Create the integration with GitHub App

  1. In CloudQuery Platform, go to Data PipelinesIntegrations. Click Create Integration and type GitHub to find the GitHub integration.

  2. Choose a name for your integration. Github app authentication is selected by default. Enter your App ID, Installation ID, and Private Key in the fields provided. Paste the entire contents of the .pem file into the Private Key field.

  3. Under Configuration, select Organizations or Repositories and enter the relevant names.

  4. Click Continue to select the tables you want to sync.

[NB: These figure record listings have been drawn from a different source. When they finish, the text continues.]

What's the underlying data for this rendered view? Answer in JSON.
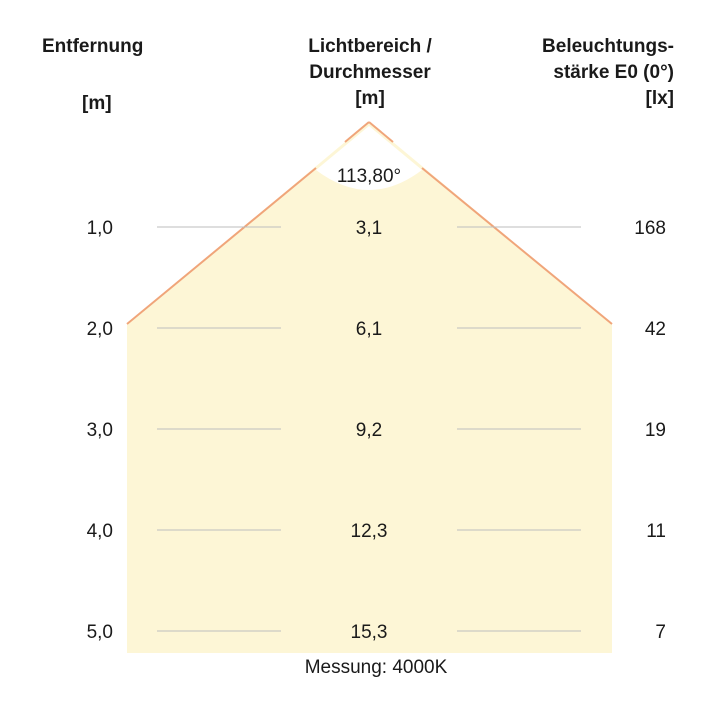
{
  "headers": {
    "distance": {
      "label": "Entfernung",
      "unit": "[m]"
    },
    "diameter": {
      "line1": "Lichtbereich /",
      "line2": "Durchmesser",
      "unit": "[m]"
    },
    "illuminance": {
      "line1": "Beleuchtungs-",
      "line2": "stärke E0 (0°)",
      "unit": "[lx]"
    }
  },
  "beam_angle": "113,80°",
  "rows": [
    {
      "distance": "1,0",
      "diameter": "3,1",
      "illuminance": "168"
    },
    {
      "distance": "2,0",
      "diameter": "6,1",
      "illuminance": "42"
    },
    {
      "distance": "3,0",
      "diameter": "9,2",
      "illuminance": "19"
    },
    {
      "distance": "4,0",
      "diameter": "12,3",
      "illuminance": "11"
    },
    {
      "distance": "5,0",
      "diameter": "15,3",
      "illuminance": "7"
    }
  ],
  "footer": "Messung: 4000K",
  "colors": {
    "beam_fill": "#fdf6d6",
    "beam_edge": "#f0a57a",
    "guide_line": "#bdbdbd",
    "text": "#1a1a1a"
  }
}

  5. Click Test and Continue to verify the setup.

What gets synced

The GitHub integration syncs repository, organization, and security data. Some of the most commonly used tables include:

CategoryTablesDescription
Repositoriesgithub_repositoriesRepository metadata, settings, visibility
Issues & PRsgithub_issues, github_pull_requestsIssues, pull requests, and their metadata
CI/CDgithub_workflow_runsGitHub Actions workflow run history
Securitygithub_code_scanning_alerts, github_secret_scanning_alertsCode scanning and secret scanning findings
Organizationgithub_organization_members_with_roleOrg members and their roles

See the full GitHub table list for all available tables.

Verify the integration

After your first sync completes, open the SQL Console and run these queries to confirm data arrived:

-- Count synced repositories SELECT count(*) FROM github_repositories
-- List synced organizations SELECT DISTINCT org FROM github_repositories
-- View recent issues SELECT repository_full_name, title, state, created_at FROM github_issues ORDER BY created_at DESC LIMIT 10
-- Check pull request activity SELECT repository_full_name, title, state, created_at FROM github_pull_requests ORDER BY created_at DESC LIMIT 10

You can also browse your GitHub resources in the Asset Inventory.

Troubleshooting

IssueCauseFix
401 UnauthorizedInvalid or expired tokenGenerate a new PAT or rotate the GitHub App private key. Verify the secret value in CloudQuery Platform matches.
403 ForbiddenInsufficient token scopesCheck that the PAT has the required scopes (see the scopes table above). For GitHub Apps, verify the app has the necessary permissions.
Rate limit exceededToo many API requestsGitHub Apps have higher rate limits than PATs. Consider switching to GitHub App authentication. You can also reduce the number of tables or repositories synced.
404 Not FoundRepository or organization not accessibleVerify the Repositories or Organizations values in the form match existing repositories/organizations that the token or app has access to.
No data after syncEmpty repositories or organizations listVerify that at least one Repository is entered in owner/repo format, or switch to Organizations and enter at least one organization name.